By Belinda Palmada
Australia’s largest film producer, Village Roadshow will sue anyone who downloads or streams a movie from an illegal pirate site in November this year.
Prosecuting users has worked well in some European countries such as Germany which has a low rate of piracy.
“As Village Roadshow, we are planning to pursue our legal rights to protect our copyright by suing repeat infringers – not for a King’s ransom, but akin to the penalty for parking a car in a loading zone,” Graham Burke, Co-Executive Chairman and Co-Chief Executive Officer of Village Roadshow Limited, said in a speech at the Australian International Movie Convention.
“If the price of an act of thievery is set at say, $300, we believe most people will think twice.
“However, the more important role of the legal action is to be part of the process of educating people that piracy is indeed wrong and is theft.”
The movie company indicated it will not sue people who are elderly or who have done it by mistake or who are ill.

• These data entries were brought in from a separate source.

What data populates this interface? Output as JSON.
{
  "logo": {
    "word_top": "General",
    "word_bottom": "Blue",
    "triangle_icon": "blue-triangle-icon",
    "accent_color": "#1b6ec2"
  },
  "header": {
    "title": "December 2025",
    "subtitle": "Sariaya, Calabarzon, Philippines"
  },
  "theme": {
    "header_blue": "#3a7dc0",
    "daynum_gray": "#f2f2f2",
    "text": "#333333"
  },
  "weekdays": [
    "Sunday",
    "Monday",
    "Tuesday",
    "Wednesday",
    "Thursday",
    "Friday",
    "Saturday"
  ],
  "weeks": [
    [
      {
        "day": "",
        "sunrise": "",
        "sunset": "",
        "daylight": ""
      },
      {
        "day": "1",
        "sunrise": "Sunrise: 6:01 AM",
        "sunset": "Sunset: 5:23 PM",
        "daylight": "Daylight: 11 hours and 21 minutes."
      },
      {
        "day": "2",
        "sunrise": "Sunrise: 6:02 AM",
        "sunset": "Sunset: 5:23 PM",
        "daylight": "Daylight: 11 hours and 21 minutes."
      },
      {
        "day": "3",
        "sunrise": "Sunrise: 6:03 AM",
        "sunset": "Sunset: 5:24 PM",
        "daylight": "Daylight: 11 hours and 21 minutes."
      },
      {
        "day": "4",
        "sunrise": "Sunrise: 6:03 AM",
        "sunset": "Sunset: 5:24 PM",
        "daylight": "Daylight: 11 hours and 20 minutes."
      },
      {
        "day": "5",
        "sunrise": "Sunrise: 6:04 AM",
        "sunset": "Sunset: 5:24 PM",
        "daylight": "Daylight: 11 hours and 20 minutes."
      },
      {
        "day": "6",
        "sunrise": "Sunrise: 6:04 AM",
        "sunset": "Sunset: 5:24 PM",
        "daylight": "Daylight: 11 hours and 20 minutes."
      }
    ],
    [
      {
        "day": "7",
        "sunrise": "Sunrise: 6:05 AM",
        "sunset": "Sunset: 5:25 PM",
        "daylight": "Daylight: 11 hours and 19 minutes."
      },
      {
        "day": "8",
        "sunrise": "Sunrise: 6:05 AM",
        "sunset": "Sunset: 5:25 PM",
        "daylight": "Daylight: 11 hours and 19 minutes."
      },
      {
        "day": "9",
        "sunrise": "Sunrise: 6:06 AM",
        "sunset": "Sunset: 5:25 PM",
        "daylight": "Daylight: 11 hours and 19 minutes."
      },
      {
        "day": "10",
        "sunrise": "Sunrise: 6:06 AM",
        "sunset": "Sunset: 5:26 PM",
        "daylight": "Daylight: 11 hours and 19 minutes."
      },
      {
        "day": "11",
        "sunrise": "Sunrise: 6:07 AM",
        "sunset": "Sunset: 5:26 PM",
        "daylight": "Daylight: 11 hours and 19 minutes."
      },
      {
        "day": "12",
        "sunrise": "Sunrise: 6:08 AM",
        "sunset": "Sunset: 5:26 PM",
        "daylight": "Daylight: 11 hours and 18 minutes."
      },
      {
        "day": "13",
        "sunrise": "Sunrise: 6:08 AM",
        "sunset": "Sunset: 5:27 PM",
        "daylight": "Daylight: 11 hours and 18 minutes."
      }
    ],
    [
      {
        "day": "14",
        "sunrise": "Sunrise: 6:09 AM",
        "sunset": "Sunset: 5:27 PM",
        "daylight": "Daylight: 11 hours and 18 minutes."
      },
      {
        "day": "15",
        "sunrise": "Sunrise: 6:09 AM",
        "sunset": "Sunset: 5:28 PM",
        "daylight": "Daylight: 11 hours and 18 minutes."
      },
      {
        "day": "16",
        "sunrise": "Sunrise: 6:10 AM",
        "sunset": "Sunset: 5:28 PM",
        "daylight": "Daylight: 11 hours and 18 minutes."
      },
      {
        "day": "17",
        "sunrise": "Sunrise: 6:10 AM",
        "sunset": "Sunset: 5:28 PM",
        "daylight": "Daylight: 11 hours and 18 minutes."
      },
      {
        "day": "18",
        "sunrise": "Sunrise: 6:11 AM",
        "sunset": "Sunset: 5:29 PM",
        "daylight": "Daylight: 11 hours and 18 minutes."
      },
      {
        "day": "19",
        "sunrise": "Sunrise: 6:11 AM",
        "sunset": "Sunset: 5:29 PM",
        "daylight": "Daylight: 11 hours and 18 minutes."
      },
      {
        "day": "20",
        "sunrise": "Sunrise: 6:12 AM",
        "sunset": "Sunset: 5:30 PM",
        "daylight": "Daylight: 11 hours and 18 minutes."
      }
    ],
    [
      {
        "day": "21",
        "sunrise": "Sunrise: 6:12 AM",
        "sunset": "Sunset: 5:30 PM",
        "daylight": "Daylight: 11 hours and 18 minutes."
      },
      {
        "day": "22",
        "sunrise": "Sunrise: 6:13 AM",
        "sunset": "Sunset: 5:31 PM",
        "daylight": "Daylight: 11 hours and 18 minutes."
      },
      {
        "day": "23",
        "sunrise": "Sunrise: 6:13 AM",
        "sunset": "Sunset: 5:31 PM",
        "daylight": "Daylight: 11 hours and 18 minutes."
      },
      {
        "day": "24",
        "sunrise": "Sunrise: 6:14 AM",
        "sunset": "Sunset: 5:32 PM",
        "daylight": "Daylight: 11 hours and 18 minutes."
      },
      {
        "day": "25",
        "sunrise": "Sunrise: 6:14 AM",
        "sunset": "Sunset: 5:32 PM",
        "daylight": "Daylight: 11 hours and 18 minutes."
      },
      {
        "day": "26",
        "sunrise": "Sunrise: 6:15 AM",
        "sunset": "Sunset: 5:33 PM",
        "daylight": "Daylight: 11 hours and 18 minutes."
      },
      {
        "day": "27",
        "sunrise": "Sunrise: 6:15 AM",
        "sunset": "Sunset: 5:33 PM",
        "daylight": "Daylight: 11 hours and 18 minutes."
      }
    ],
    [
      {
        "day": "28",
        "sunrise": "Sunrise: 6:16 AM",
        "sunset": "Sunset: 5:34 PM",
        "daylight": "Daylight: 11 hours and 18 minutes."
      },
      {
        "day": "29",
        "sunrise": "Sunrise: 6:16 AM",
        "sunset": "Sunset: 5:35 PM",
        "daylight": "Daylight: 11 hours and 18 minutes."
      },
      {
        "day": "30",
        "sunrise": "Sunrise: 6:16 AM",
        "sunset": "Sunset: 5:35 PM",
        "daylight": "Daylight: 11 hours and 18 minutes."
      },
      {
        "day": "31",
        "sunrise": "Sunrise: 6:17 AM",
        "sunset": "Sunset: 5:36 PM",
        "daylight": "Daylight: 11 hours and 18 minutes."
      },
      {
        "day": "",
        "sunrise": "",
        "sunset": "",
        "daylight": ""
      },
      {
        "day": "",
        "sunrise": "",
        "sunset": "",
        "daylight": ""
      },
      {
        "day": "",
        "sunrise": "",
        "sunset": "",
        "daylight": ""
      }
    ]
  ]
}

They will target those who are frequent users of private content.
Australians have taken to piracy more than anywhere else in the world surpassing the USA. Australia accounted for 12.5 per cent of the torrents of the Season 6 premiere episode of Game of Thrones and was the world’s worst offender. The USA, with a population of 300 million came in at third with 8.5 per cent.
In August this year, the Federal Court of Australia made rulings to block access to 57 international websites that allow users to download pirated TV shows and movies.
Telco companies Telstra, Optus, Vocus and TPG, were ordered to take reasonable steps, to stop their customers accessing the websites, which include piratebay.to, watchfree.to, torrentproject.se, Yes Movies, Vumoo and Los Movies.
Illegal downloading is an issue that has been plaguing the entertainment industry resulting in a loss of revenue on content distribution.
A recent study found that $1.37 billion in revenue was lost to the Australian economy as a whole and 6,100 jobs were lost as a result of movie theft alone.
Though piracy has declined in recent years with streaming services such as Netflix, Presto and Stan making content legally available, one out of four people worldwide is not paying for their entertainment.
The primary reason for Australians of all ages pirating movies and TV shows is that it is free.
“People think it’s not physical, but it does matter,” Lori Fleker, Creative Content Australia Executive Director, said.
“They make excuses like I wouldn’t have paid for it anyway, but they had the benefit of watching it and the same as watching it is eating an apple so if you’ve already eaten the apple or watch the film, you’ve consumed its value.
“You haven’t paid for it; you reduce the value to zero.
“Licensees are less than likely to buy content for Australia because it’s going to service a small audience and work out how many people are watching it before they purchase.”
Ms Flekser said suing people would not save the entertainment industry, but it would help.
Potential fines will lessen the number of those who download and will undoubtedly bring back investors into the industry, she said.
Australia is one of the worst offending countries for online piracy, with 1.24 billion visits to illegal pirate sites.